Depois de mais de duas décadas de atuação no mercado publicitário, na docência e na consultoria em comunicação, o professor e publicitário Josué Brazil lança o e-book “Marketing depois do Marketing – Como a experiência, a confiança e a relevância estão redefinindo a construção de marcas”. A obra propõe uma reflexão sobre as profundas transformações vividas pelo marketing contemporâneo e apresenta uma abordagem que desloca o foco da comunicação persuasiva para a construção de valor por meio da experiência, da confiança e da relevância.

Segundo o autor, o marketing atravessa um momento de ruptura. Em um ambiente marcado pela sobrecarga de informações, pela fragmentação da atenção e pela crescente desconfiança do consumidor, comunicar melhor já não é suficiente. É preciso entregar experiências coerentes, construir relacionamentos sólidos e transformar a promessa da marca em realidade.

Ao longo do livro, Josué Brazil defende que as empresas precisam compreender que o branding deixou de ser apenas uma questão de identidade visual ou posicionamento para se tornar consequência direta daquilo que a organização efetivamente entrega em todos os pontos de contato com seus públicos. A marca passa a ser percebida menos pelo discurso e mais pela experiência proporcionada ao cliente.

A publicação também aborda temas como o papel da confiança na redução das incertezas do consumidor, os limites da dependência exclusiva de dados e algoritmos, a importância da cultura organizacional na construção da reputação, o impacto da inteligência artificial sobre a comunicação e a necessidade de desenvolver marcas capazes de gerar comunidades e relacionamentos duradouros, substituindo a lógica das transações imediatas por conexões de longo prazo.
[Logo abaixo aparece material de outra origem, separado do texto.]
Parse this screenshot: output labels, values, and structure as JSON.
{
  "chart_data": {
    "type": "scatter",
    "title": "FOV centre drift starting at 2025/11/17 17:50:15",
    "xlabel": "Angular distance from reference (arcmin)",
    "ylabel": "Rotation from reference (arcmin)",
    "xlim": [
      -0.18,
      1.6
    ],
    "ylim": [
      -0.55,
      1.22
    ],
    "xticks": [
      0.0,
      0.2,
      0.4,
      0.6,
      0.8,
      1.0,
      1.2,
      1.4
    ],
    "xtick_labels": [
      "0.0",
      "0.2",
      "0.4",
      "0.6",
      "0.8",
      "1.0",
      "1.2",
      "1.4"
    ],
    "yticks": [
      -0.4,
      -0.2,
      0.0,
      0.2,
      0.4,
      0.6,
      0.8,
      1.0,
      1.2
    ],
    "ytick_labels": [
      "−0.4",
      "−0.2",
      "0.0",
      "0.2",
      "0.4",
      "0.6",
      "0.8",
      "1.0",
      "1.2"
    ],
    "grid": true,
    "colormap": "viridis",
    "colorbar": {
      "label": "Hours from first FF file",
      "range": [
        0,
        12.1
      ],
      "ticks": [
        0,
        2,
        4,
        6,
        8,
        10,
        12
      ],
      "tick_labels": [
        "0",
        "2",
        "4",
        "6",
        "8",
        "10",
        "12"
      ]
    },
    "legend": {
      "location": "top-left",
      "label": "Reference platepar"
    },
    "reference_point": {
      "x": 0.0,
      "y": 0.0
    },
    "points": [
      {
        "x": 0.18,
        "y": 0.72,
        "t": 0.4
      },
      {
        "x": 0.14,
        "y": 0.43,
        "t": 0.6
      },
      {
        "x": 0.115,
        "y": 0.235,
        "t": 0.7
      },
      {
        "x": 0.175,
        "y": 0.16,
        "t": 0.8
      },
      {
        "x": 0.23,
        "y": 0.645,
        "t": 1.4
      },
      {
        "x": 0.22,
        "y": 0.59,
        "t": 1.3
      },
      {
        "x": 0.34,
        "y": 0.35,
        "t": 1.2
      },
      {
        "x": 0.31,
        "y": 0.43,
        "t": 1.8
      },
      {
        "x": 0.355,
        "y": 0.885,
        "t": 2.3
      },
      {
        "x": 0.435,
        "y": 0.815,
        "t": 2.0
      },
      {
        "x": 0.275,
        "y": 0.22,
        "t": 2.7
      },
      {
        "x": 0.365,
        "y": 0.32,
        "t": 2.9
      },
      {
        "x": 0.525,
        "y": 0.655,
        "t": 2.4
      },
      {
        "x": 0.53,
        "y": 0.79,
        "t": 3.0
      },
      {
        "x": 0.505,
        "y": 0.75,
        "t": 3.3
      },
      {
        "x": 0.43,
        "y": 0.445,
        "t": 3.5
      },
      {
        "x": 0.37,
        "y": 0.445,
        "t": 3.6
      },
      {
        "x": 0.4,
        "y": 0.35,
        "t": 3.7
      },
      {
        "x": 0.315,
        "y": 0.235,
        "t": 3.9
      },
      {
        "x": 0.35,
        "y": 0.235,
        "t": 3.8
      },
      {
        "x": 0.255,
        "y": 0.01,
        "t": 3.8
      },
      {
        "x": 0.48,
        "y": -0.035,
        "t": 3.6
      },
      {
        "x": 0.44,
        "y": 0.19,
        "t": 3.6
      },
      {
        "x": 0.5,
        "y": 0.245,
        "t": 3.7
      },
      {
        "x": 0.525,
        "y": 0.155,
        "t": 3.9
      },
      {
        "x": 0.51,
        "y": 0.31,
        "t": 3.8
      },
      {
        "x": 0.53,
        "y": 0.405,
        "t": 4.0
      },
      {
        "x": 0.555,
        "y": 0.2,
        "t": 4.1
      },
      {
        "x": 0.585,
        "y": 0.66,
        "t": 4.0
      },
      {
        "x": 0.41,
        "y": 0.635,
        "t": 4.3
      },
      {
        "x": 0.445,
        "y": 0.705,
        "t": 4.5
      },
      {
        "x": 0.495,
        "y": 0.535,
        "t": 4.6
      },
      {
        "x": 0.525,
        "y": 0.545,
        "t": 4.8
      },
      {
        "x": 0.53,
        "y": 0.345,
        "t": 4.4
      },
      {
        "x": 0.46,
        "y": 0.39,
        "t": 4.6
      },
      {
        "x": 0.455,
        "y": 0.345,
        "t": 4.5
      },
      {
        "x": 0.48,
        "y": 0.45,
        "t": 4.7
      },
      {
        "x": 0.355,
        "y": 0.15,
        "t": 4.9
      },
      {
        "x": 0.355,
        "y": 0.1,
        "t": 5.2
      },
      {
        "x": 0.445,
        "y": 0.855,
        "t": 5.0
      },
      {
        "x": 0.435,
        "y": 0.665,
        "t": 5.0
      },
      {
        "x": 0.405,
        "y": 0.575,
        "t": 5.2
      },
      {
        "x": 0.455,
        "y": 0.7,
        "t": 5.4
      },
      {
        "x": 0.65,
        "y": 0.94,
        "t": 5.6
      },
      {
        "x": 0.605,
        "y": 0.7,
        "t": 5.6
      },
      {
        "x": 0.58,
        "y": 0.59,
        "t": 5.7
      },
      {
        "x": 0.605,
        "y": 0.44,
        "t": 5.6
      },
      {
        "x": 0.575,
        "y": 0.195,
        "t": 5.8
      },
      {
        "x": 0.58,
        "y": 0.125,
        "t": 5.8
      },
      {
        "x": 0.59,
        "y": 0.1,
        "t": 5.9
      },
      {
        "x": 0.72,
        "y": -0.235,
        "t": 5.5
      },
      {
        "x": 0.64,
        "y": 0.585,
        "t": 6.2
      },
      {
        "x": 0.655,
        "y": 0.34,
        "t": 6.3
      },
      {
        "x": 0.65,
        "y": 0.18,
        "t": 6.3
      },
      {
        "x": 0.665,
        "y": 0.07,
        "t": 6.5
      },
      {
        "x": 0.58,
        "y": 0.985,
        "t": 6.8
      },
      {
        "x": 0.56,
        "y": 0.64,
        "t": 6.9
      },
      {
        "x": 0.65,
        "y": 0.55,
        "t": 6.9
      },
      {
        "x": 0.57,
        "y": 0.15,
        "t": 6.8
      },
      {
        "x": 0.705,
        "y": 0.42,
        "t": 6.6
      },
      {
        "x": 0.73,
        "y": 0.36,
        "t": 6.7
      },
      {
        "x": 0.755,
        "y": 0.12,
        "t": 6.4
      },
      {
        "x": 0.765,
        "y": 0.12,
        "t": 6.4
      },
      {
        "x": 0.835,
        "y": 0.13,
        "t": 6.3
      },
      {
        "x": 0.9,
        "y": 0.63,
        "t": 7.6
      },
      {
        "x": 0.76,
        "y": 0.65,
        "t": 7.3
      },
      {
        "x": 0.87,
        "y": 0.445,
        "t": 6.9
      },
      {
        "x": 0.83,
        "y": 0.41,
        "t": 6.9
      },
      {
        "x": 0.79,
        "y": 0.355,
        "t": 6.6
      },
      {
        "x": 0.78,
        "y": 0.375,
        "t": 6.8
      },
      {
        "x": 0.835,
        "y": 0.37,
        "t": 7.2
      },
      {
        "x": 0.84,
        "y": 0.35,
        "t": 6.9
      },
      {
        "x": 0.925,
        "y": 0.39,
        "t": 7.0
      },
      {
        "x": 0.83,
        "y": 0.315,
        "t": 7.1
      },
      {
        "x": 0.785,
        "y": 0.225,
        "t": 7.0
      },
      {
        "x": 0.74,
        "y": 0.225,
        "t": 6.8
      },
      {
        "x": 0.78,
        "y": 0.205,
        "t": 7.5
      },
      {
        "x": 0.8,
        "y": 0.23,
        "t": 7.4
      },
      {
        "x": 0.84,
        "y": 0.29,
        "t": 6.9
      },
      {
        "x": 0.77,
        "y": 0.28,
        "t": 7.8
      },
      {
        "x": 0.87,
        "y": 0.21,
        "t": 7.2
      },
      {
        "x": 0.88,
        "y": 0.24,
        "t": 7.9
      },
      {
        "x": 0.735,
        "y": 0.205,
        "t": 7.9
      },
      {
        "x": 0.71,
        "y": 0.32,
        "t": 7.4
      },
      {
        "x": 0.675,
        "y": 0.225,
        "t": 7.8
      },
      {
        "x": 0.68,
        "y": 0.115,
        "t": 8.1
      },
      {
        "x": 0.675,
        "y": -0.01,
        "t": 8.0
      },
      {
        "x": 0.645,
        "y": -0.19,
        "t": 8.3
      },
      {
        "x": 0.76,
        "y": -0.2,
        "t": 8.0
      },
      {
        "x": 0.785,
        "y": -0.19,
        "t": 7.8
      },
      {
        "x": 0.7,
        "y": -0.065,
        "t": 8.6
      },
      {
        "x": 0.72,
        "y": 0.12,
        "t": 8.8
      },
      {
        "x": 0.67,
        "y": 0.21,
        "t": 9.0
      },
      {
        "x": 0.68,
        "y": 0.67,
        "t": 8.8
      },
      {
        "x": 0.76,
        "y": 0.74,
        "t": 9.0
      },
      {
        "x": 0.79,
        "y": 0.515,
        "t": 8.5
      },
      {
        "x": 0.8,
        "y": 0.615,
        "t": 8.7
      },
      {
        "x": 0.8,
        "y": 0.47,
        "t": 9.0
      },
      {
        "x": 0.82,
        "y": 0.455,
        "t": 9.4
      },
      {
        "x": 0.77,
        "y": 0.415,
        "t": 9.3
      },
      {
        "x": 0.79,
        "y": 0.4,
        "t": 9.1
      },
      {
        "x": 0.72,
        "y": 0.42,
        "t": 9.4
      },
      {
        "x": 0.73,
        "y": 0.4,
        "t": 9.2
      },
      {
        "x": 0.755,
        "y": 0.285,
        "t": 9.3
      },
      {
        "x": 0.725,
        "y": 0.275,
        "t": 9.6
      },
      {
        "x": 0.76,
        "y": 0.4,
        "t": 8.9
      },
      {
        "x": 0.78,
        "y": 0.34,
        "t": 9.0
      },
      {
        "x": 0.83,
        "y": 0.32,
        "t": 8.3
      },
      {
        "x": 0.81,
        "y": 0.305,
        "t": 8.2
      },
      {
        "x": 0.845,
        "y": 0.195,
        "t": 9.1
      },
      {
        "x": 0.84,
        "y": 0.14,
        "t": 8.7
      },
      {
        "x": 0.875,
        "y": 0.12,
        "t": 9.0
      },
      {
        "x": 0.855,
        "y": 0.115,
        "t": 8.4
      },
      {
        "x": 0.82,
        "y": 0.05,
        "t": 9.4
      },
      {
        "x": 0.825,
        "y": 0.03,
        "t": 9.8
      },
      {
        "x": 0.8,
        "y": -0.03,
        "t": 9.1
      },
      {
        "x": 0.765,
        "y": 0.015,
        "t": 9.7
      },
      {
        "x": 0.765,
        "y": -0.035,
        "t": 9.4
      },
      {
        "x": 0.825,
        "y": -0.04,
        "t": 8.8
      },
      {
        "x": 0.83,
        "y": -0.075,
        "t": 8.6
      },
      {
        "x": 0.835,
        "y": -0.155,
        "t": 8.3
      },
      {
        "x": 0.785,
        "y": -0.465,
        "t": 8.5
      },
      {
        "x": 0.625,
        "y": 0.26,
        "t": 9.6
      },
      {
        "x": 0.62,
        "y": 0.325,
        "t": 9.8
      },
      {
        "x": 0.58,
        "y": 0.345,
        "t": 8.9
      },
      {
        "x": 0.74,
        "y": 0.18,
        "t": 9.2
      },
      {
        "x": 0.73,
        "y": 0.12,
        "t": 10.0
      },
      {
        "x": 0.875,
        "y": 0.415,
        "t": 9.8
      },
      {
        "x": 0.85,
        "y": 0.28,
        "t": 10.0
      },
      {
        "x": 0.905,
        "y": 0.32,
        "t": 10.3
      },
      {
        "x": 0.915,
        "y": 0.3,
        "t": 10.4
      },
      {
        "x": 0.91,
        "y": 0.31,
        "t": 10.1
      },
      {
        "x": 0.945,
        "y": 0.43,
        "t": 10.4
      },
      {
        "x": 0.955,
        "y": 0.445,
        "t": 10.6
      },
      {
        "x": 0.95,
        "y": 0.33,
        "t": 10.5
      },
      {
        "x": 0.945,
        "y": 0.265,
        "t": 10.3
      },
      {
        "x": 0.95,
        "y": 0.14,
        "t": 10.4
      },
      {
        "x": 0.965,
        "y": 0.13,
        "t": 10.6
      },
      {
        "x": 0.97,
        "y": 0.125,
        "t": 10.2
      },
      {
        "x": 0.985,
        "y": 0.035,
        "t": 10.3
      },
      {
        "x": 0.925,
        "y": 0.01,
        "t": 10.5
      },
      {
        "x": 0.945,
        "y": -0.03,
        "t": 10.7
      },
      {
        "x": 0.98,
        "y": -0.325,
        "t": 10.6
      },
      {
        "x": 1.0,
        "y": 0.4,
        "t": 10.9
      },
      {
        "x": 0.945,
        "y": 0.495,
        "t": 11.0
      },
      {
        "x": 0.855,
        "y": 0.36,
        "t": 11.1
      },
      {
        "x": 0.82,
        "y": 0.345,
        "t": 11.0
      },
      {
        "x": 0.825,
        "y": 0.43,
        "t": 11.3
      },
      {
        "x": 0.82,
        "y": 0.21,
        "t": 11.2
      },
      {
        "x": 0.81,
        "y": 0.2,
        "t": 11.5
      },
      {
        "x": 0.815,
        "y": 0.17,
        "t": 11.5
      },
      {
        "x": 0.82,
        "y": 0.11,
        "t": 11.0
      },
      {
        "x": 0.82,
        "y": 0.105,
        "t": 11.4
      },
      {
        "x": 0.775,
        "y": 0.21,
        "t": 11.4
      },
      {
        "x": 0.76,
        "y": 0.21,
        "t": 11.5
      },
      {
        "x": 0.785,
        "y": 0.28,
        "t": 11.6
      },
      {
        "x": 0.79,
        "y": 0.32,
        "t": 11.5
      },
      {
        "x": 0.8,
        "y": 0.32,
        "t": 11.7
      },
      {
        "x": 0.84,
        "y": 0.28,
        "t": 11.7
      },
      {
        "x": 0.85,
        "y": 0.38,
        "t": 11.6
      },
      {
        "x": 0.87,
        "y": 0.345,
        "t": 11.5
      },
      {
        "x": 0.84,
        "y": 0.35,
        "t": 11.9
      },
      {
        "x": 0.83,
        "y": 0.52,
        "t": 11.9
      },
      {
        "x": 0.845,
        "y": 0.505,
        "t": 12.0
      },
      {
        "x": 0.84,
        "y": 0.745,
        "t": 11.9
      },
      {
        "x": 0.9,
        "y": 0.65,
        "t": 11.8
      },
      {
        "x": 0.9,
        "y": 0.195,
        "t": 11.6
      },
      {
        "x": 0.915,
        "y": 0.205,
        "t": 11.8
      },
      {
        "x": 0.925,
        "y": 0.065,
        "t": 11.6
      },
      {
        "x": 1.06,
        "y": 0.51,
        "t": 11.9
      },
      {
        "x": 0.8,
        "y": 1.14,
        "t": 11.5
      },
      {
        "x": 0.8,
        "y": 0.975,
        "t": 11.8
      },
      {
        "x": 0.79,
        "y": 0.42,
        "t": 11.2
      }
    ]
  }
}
Escrito em linguagem acessível, mas fundamentado na experiência profissional e acadêmica do autor, o livro é direcionado a profissionais de marketing, publicidade, comunicação, gestores, empreendedores, estudantes e todos aqueles interessados em compreender os desafios das marcas em um mercado cada vez mais competitivo e orientado pela percepção das pessoas.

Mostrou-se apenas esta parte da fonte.